Extracting Time Information
pd.DatetimeIndex
can be applied similarly to time data. We'll use a very simple DataFrame to demonstrate this example:
df2 = pd.DataFrame([
{"time": "1:01"}, {"time": "2:30"}, {"time": "4:18"}, {"time": "11:11"}, {"time": "17:58"}, {"time": "23:46"}
])
df2
time | |
---|---|
0 | 1:01 |
1 | 2:30 |
2 | 4:18 |
3 | 11:11 |
4 | 17:58 |
5 | 23:46 |
Time information can be expressed with the datetime dtype as well; pd.DatetimeIndex
allows Pandas to recognize components of time measurement. By default, Pandas will assign the current date to each entry, but this usually doesn't affect our analysis.
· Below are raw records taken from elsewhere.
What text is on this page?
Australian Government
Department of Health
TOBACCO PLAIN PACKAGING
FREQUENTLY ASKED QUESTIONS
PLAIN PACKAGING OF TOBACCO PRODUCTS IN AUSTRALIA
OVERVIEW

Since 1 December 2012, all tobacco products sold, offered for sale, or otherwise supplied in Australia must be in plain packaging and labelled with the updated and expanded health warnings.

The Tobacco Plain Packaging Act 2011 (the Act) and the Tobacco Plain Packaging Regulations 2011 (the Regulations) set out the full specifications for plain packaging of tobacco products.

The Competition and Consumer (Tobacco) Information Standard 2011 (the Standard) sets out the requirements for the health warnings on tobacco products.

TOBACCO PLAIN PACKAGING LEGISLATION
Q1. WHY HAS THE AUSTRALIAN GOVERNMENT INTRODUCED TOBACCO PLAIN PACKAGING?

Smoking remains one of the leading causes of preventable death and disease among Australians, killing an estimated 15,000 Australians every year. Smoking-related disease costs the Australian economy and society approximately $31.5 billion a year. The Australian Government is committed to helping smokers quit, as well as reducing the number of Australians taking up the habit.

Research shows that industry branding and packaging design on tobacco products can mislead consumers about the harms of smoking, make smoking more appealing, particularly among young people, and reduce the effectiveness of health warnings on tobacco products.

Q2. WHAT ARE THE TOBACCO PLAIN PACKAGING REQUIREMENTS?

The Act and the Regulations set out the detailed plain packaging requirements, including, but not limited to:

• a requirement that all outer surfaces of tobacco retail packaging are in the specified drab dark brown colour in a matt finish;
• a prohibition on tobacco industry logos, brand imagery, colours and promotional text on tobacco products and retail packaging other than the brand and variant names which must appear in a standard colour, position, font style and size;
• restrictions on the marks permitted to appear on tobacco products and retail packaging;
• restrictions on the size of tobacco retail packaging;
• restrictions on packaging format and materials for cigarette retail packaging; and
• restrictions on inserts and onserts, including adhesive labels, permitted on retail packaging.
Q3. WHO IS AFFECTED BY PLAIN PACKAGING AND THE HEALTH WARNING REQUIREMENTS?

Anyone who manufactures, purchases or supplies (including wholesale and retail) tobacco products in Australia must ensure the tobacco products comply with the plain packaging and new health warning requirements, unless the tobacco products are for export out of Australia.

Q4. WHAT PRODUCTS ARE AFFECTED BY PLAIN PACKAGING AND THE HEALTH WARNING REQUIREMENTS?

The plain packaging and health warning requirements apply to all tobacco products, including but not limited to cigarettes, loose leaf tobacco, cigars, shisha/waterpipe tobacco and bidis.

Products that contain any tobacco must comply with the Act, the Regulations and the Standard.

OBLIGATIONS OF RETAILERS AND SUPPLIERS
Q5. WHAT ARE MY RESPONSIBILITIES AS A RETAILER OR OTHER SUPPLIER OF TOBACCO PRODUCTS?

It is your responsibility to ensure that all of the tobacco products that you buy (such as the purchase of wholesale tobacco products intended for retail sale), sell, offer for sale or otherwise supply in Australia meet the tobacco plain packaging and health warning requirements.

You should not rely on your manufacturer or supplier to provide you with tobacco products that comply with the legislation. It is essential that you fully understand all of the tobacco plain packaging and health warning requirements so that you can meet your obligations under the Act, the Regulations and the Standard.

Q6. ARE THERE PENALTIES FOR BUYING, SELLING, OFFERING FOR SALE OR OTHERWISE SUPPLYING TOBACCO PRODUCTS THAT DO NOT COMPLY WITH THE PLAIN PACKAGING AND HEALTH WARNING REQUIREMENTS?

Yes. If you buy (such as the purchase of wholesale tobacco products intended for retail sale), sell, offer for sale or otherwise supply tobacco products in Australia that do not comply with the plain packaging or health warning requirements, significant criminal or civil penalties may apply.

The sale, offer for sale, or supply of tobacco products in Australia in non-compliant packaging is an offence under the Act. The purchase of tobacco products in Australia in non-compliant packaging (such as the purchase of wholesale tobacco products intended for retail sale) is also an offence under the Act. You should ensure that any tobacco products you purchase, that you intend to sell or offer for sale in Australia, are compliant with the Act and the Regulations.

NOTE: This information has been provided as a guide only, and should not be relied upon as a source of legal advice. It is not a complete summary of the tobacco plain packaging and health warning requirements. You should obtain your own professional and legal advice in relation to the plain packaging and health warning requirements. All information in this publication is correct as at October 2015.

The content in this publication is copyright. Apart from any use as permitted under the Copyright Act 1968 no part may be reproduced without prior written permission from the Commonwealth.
The time-related attributes of pd.DatetimeIndex
include:
.hour
.minute
.second
.microsecond
.nanosecond
For example, we can extract the minute component of every entry in "time"
:
df2["minutes"] = pd.DatetimeIndex(df2["time"]).minute
df2
time | minutes | |
---|---|---|
0 | 1:01 | 1 |
1 | 2:30 | 30 |
2 | 4:18 | 18 |
3 | 11:11 | 11 |
4 | 17:58 | 58 |
5 | 23:46 | 46 |
Again, the entries in "minutes"
have the integer dtype, which enables numerical analysis. We can apply any of the usual Pandas functions to this new column!